Слушая эту проповедь, я задумался не о том, правдивы или нет слова Пирса, а о том, почему после стольких бед я не ощущаю никакой злобы. Огорчен, разочарован, испуган, грустен — да. Но не озлоблен. Поэтому, воздержавшись от оценки обличительной речи Пирса, направленной против Стюартов, я воскликнул: «Скажи, Пирс, почему я не чувствую злобы?»
— Называй меня Джон.
— Хорошо. Почему я не чувствую злобы, Джон?
— Потому что ты — дитя.
— Прости, не понял?
— Ребенок, наказанный эгоистичными родителями, не чувствует на них злобы. Он идет в свой тайный уголок и там плачет. Так ты и поступил. Но стоит родителям поманить его, и он бежит к ним, радуясь, что его простили за проступок, который он совершал только в ответ на их душевную скупость.
— Но, Пирс…
— Ты тоже побежишь, если король позовет тебя!
— Он не позовет.

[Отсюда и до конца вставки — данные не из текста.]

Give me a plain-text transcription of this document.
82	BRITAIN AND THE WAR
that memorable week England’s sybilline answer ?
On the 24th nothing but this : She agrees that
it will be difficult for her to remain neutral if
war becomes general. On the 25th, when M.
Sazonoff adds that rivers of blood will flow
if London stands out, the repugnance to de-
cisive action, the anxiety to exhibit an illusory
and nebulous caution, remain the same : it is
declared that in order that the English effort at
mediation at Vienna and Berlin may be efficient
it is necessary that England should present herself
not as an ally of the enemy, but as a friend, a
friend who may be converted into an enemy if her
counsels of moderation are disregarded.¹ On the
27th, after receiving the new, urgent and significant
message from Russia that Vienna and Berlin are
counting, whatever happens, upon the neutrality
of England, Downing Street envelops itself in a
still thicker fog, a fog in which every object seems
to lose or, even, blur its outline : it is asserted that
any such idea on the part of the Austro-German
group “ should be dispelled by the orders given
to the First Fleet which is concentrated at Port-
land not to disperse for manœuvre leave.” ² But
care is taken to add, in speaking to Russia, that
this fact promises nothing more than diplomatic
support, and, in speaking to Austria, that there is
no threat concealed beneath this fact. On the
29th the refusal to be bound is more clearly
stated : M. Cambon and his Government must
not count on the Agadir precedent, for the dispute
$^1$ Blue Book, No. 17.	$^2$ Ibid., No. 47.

Все кончено.
— Пусть так. Но если б позвал, ты бы вернулся. Эта твоя черта открыла мне, что ты все еще ребенок, Роберт. К счастью, бездомность привела тебя в «Уитлси». Наша задача — излечить тебя от инфантильности, подобно тому, как мы лечим наших пациентов от психических болезней. Ведь ты можешь быть прекрасным человеком, Роберт. Я уже видел его очертания — перед тем, как ты предпочел вернуться в детство, — вот этого человека мы и возродим в тебе.
Я посмотрел на лежащего внизу Пирса. Рядом с ним, на расстоянии вытянутой костлявой руки, лежал его драгоценный половник. И я улыбнулся.
После этой ночи Пирс никогда больше не стремился обсуждать мою прошлую жизнь и ее печальный финал. Он хотел, чтобы я как можно скорее выбросил все случившееся из головы, и потому со следующего дня (в течение которого мне выдали уже описанную мной мрачную одежду) я стал выполнять ту же работу, что и все остальные, словно тоже был квакером. «У Роберта хорошая квалификация, — сказал Пирс Амбросу, Эдмунду, Ханне, Элеоноре и Даниелу, когда мы ели за завтраком ячменную кашу на воде. — Он не привередливый и не слабый. По его словам, он забыл медицинскую науку, но это не так. Так что возблагодарим Бога за то, что Он послал нам Роберта, попросим Его поддержать нашего нового Друга и помочь в той работе, которую ему поручат».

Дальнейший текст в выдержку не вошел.